Pendant son séjour à Paris en 1921, Hemingway termine sa première nouvelle : Up in Michigan. Quand il montre cette nouvelle à ses amis, la polémique apparait, nouvelle difficile à publier. "Up In Michigan" est une nouvelle d'une simplicité trompeuse, presque sans intrigue, qui traite un sujet délicat : la zone grise de l’attirance sexuelle et du consentement sexuel. Up in Michigan sera révisée et publiée seulement en 1938.

 

 

Résumé de la nouvelle : Up in Michigan

Jim Gilmore, jeune forgeron, s’installe à Hortons Bay et achète la boutique de l’ancien forgeron. Liz Coates est une jeune fille qui travaille comme serveuse chez les Smith. Liz tombe amoureuse de Jim, qui la remarque à peine.

Liz aime Jim, la façon dont il sort de chez lui, de son magasin. Elle se rend souvent à la porte de la cuisine pour le surveiller. Elle aime sa moustache, ses dents blanches quand il sourit.

Jim, Smith et Charley Wyman partent en excursion pour chasser. Liz attend le retour de Jim.

Pendant l’absence de Jim, Liz pense à lui. C’est  une longue et douloureuse absence. Elle n’arrive pas à dormir, elle découvre aussi que c’est amusant de penser à lui.

Lorsque les chasseurs reviennent, ils boivent quelques verres pour célébrer leur expédition.

Jim aime le goût et la sensation du whisky.
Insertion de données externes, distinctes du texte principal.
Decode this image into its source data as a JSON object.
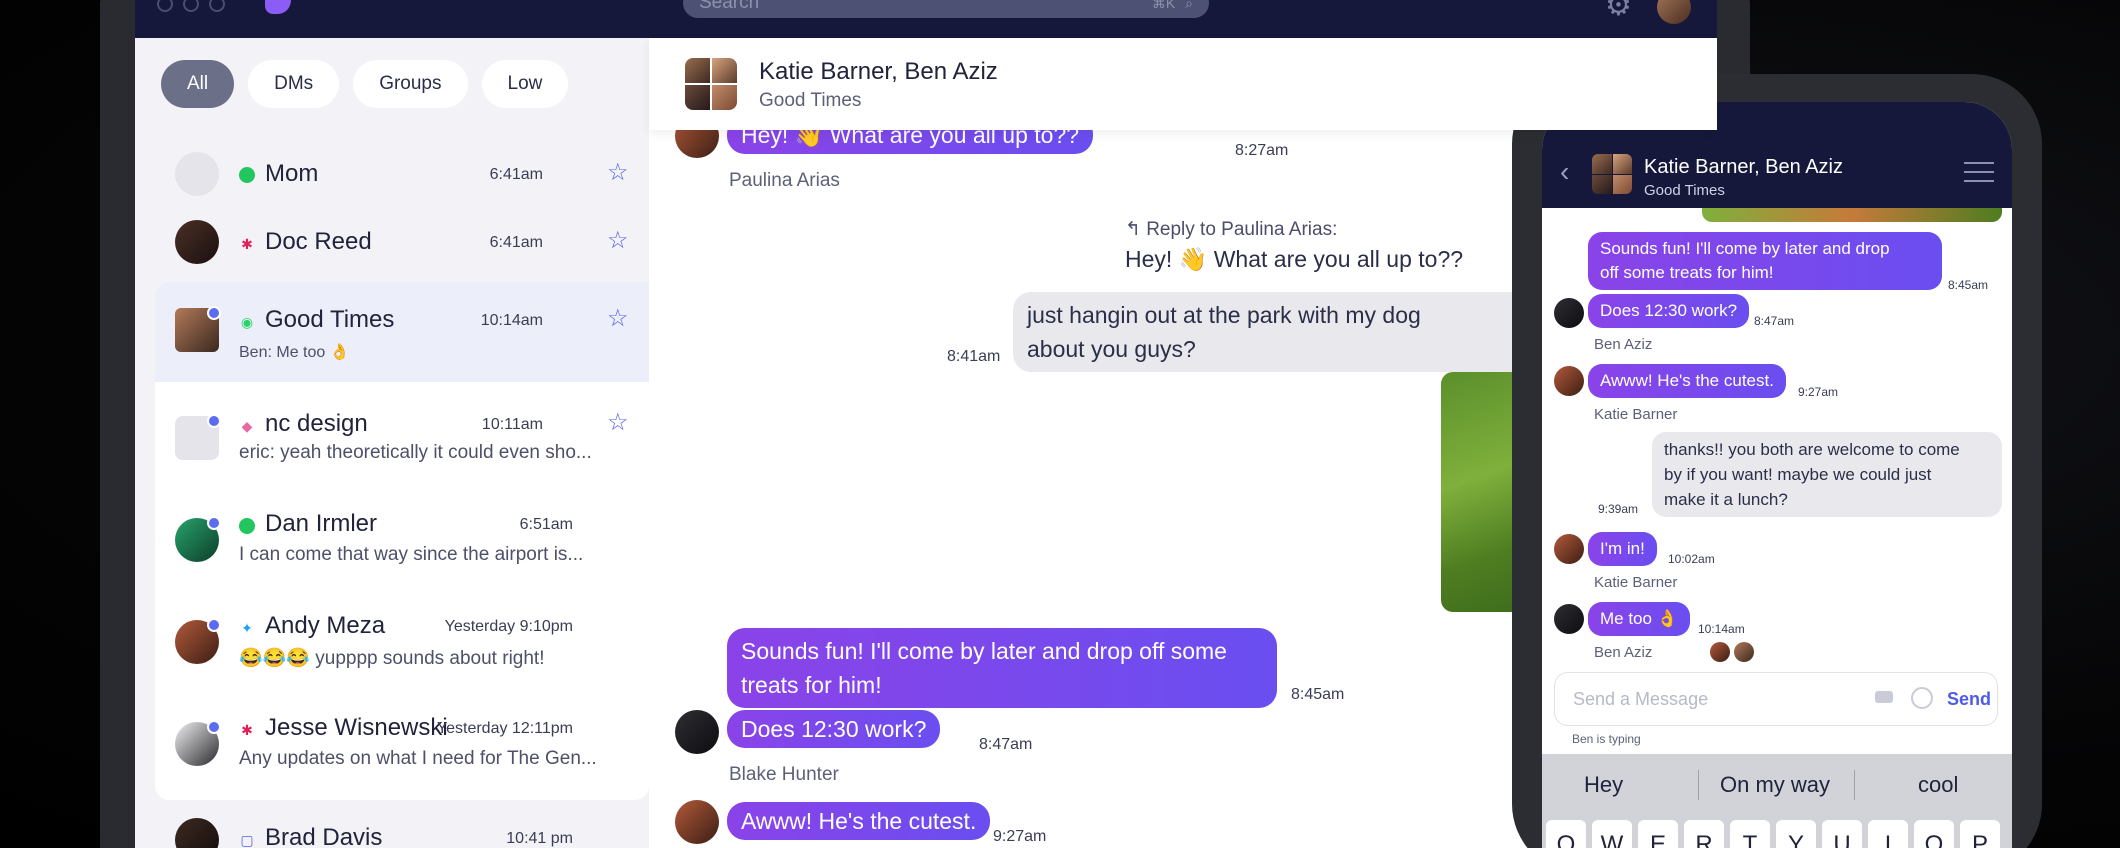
{
  "search": {
    "placeholder": "Search",
    "shortcut": "⌘K"
  },
  "filters": [
    "All",
    "DMs",
    "Groups",
    "Low"
  ],
  "conversations": [
    {
      "name": "Mom",
      "time": "6:41am",
      "network": "online-dot",
      "preview": ""
    },
    {
      "name": "Doc Reed",
      "time": "6:41am",
      "network": "slack-icon",
      "preview": ""
    },
    {
      "name": "Good Times",
      "time": "10:14am",
      "network": "whatsapp-icon",
      "preview": "Ben: Me too 👌"
    },
    {
      "name": "nc design",
      "time": "10:11am",
      "network": "figma-icon",
      "preview": "eric: yeah theoretically it could even sho..."
    },
    {
      "name": "Dan Irmler",
      "time": "6:51am",
      "network": "online-dot",
      "preview": "I can come that way since the airport is..."
    },
    {
      "name": "Andy Meza",
      "time": "Yesterday 9:10pm",
      "network": "twitter-icon",
      "preview": "😂😂😂 yupppp sounds about right!"
    },
    {
      "name": "Jesse Wisnewski",
      "time": "Yesterday 12:11pm",
      "network": "slack-icon",
      "preview": "Any updates on what I need for The Gen..."
    },
    {
      "name": "Brad Davis",
      "time": "10:41 pm",
      "network": "chat-icon",
      "preview": ""
    }
  ],
  "chat": {
    "title": "Katie Barner, Ben Aziz",
    "subtitle": "Good Times",
    "messages": [
      {
        "text": "Hey! 👋 What are you all up to??",
        "time": "8:27am",
        "sender": "Paulina Arias"
      },
      {
        "reply_label": "Reply to Paulina Arias:",
        "reply_text": "Hey! 👋 What are you all up to??"
      },
      {
        "text_line1": "just hangin out at the park with my dog",
        "text_line2": "about you guys?",
        "time": "8:41am"
      },
      {
        "text_line1": "Sounds fun! I'll come by later and drop off some",
        "text_line2": "treats for him!",
        "time": "8:45am"
      },
      {
        "text": "Does 12:30 work?",
        "time": "8:47am",
        "sender": "Blake Hunter"
      },
      {
        "text": "Awww! He's the cutest.",
        "time": "9:27am"
      }
    ]
  },
  "phone": {
    "title": "Katie Barner, Ben Aziz",
    "subtitle": "Good Times",
    "messages": [
      {
        "text_line1": "Sounds fun! I'll come by later and drop",
        "text_line2": "off some treats for him!",
        "time": "8:45am"
      },
      {
        "text": "Does 12:30 work?",
        "time": "8:47am",
        "sender": "Ben Aziz"
      },
      {
        "text": "Awww! He's the cutest.",
        "time": "9:27am",
        "sender": "Katie Barner"
      },
      {
        "text_line1": "thanks!! you both are welcome to come",
        "text_line2": "by if you want! maybe we could just",
        "text_line3": "make it a lunch?",
        "time": "9:39am"
      },
      {
        "text": "I'm in!",
        "time": "10:02am",
        "sender": "Katie Barner"
      },
      {
        "text": "Me too 👌",
        "time": "10:14am",
        "sender": "Ben Aziz"
      }
    ],
    "input_placeholder": "Send a Message",
    "send_label": "Send",
    "typing": "Ben is typing",
    "suggestions": [
      "Hey",
      "On my way",
      "cool"
    ],
    "keys": [
      "Q",
      "W",
      "E",
      "R",
      "T",
      "Y",
      "U",
      "I",
      "O",
      "P"
    ]
  },
  "colors": {
    "accent": "#6a4ef0",
    "navy": "#15183a"
  }
}
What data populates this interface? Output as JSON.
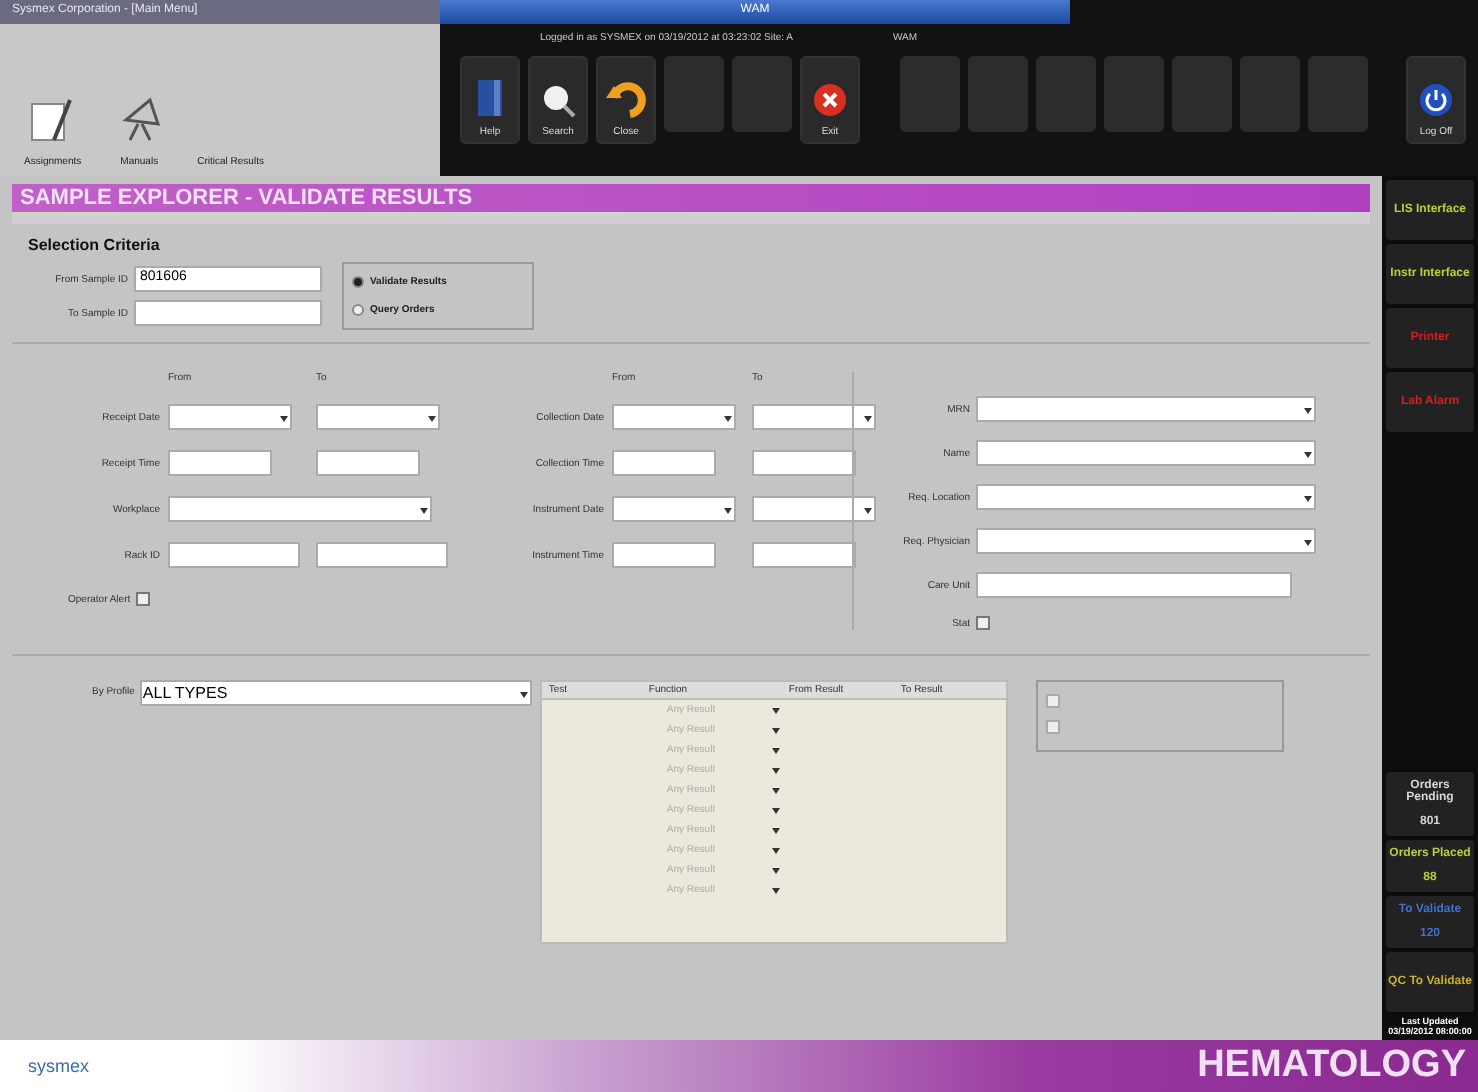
{
  "title_bar": {
    "app_title": "Sysmex Corporation - [Main Menu]",
    "session_title": "WAM",
    "session_info": "Logged in as SYSMEX on 03/19/2012 at 03:23:02   Site: A",
    "site_label": "WAM"
  },
  "launcher": [
    {
      "label": "Assignments",
      "kind": "notepad"
    },
    {
      "label": "Manuals",
      "kind": "satellite"
    },
    {
      "label": "Critical Results",
      "kind": "none"
    }
  ],
  "toolbar": [
    {
      "label": "Help",
      "kind": "help"
    },
    {
      "label": "Search",
      "kind": "search"
    },
    {
      "label": "Close",
      "kind": "close"
    },
    {
      "kind": "empty"
    },
    {
      "kind": "empty"
    },
    {
      "label": "Exit",
      "kind": "exit"
    }
  ],
  "toolbar_slots": [
    {
      "kind": "empty"
    },
    {
      "kind": "empty"
    },
    {
      "kind": "empty"
    },
    {
      "kind": "empty"
    },
    {
      "kind": "empty"
    },
    {
      "kind": "empty"
    },
    {
      "kind": "empty"
    }
  ],
  "logoff": {
    "label": "Log Off"
  },
  "page_title": "SAMPLE EXPLORER - VALIDATE RESULTS",
  "section_title": "Selection Criteria",
  "sample_range": {
    "from_label": "From Sample ID",
    "from_value": "801606",
    "to_label": "To Sample ID"
  },
  "modes": [
    {
      "label": "Validate Results",
      "selected": true
    },
    {
      "label": "Query Orders",
      "selected": false
    }
  ],
  "range_headers": [
    "From",
    "To",
    "From",
    "To"
  ],
  "range_rows": [
    {
      "left": {
        "label": "Receipt Date",
        "kind": "dates"
      },
      "right": {
        "label": "Collection Date",
        "kind": "dates"
      }
    },
    {
      "left": {
        "label": "Receipt Time",
        "kind": "times"
      },
      "right": {
        "label": "Collection Time",
        "kind": "times"
      }
    },
    {
      "left": {
        "label": "Workplace",
        "kind": "wide"
      },
      "right": {
        "label": "Instrument Date",
        "kind": "dates"
      }
    },
    {
      "left": {
        "label": "Rack ID",
        "kind": "rack"
      },
      "right": {
        "label": "Instrument Time",
        "kind": "times"
      }
    }
  ],
  "operator_alert": {
    "label": "Operator Alert",
    "checked": false
  },
  "patient_fields": [
    {
      "label": "MRN",
      "kind": "dropdown"
    },
    {
      "label": "Name",
      "kind": "dropdown"
    },
    {
      "label": "Req. Location",
      "kind": "dropdown"
    },
    {
      "label": "Req. Physician",
      "kind": "dropdown"
    },
    {
      "label": "Care Unit",
      "kind": "text"
    }
  ],
  "stat": {
    "label": "Stat",
    "checked": false
  },
  "profile": {
    "label": "By Profile",
    "value": "ALL TYPES"
  },
  "results_table": {
    "columns": [
      "Test",
      "Function",
      "From Result",
      "To Result"
    ],
    "rows": [
      {
        "function": "Any Result"
      },
      {
        "function": "Any Result"
      },
      {
        "function": "Any Result"
      },
      {
        "function": "Any Result"
      },
      {
        "function": "Any Result"
      },
      {
        "function": "Any Result"
      },
      {
        "function": "Any Result"
      },
      {
        "function": "Any Result"
      },
      {
        "function": "Any Result"
      },
      {
        "function": "Any Result"
      }
    ]
  },
  "flags": [
    {
      "checked": false,
      "disabled": true
    },
    {
      "checked": false,
      "disabled": true
    }
  ],
  "sidebar": [
    {
      "label": "LIS Interface",
      "color": "#b8d040",
      "kind": "status"
    },
    {
      "label": "Instr Interface",
      "color": "#b8d040",
      "kind": "status"
    },
    {
      "label": "Printer",
      "color": "#d02020",
      "kind": "status"
    },
    {
      "label": "Lab Alarm",
      "color": "#d02020",
      "kind": "status"
    },
    {
      "kind": "spacer"
    },
    {
      "label": "Orders Pending",
      "value": "801",
      "color": "#d8d8d8",
      "kind": "counter"
    },
    {
      "label": "Orders Placed",
      "value": "88",
      "color": "#b8d040",
      "kind": "counter"
    },
    {
      "label": "To Validate",
      "value": "120",
      "color": "#4070d0",
      "kind": "counter"
    },
    {
      "label": "QC To Validate",
      "color": "#c8b030",
      "kind": "status"
    },
    {
      "label": "Last Updated 03/19/2012 08:00:00",
      "kind": "note"
    }
  ],
  "footer": {
    "logo": "sysmex",
    "department": "HEMATOLOGY"
  }
}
Il a bu plusieurs verres. Liz s’est assise à la table après avoir servi le souper et mangé avec la famille. Après le dîner, Liz assise dans la cuisine à côté du poêle, fait semblant de lire en pensant à Jim. Elle ne veut pas aller au lit, car elle sait que Jim va s’en aller et elle veut le voir au moment de son départ, pour lui emboiter le pas.

Jim s’apprête à sortir. Ses yeux brillent, ses cheveux un peu froissés. Au moment de sortir, Jim s’approche d’elle. Elle peut le sentir respirer. La poitrine de Liz est ronde et ferme, ses mamelons dressés sous les mains de Jim. Liz a peur, car personne ne l’a jamais touchée avant lui, mais elle pense :  Il est enfin venu à moi.

Jim l’a serrée contre lui et l’a embrassée. Une sensation aiguë, si douloureuse qu’elle pense qu’elle ne peut pas la supporter.

Jim chuchote : « viens faire un tour. »

Ils vont au bout du quai où les mains de Jim explorent le corps de Liz. Elle a peur et le supplie de s'arrêter, mais lui permet de continuer.

Il n’y a pas de lune. Ils marchent jusqu’au quai vers l’entrepôt de la baie. Il fait froid, mais Liz a chaud depuis qu’elle est avec Jim. Ils se sont assis. Jim a serré Liz auprès de lui. Sa main s’est faufilée sous la robe pour caresser la poitrine de Liz. 

Elle a peur et ne sait pas comment s'y prendre. L’autre main de Jim glisse le long de sa jambe.

— Non, Jim, » dit Liz. Jim glisse sa main plus haut.

— Tu ne dois pas, Jim. Tu ne dois pas faire ça.

— Je vais le faire. Tu sais qu’on doit le faire.

— Non, Jim, oh, c’est si grand, ça fait mal. Oh, Jim. Jim. Oh.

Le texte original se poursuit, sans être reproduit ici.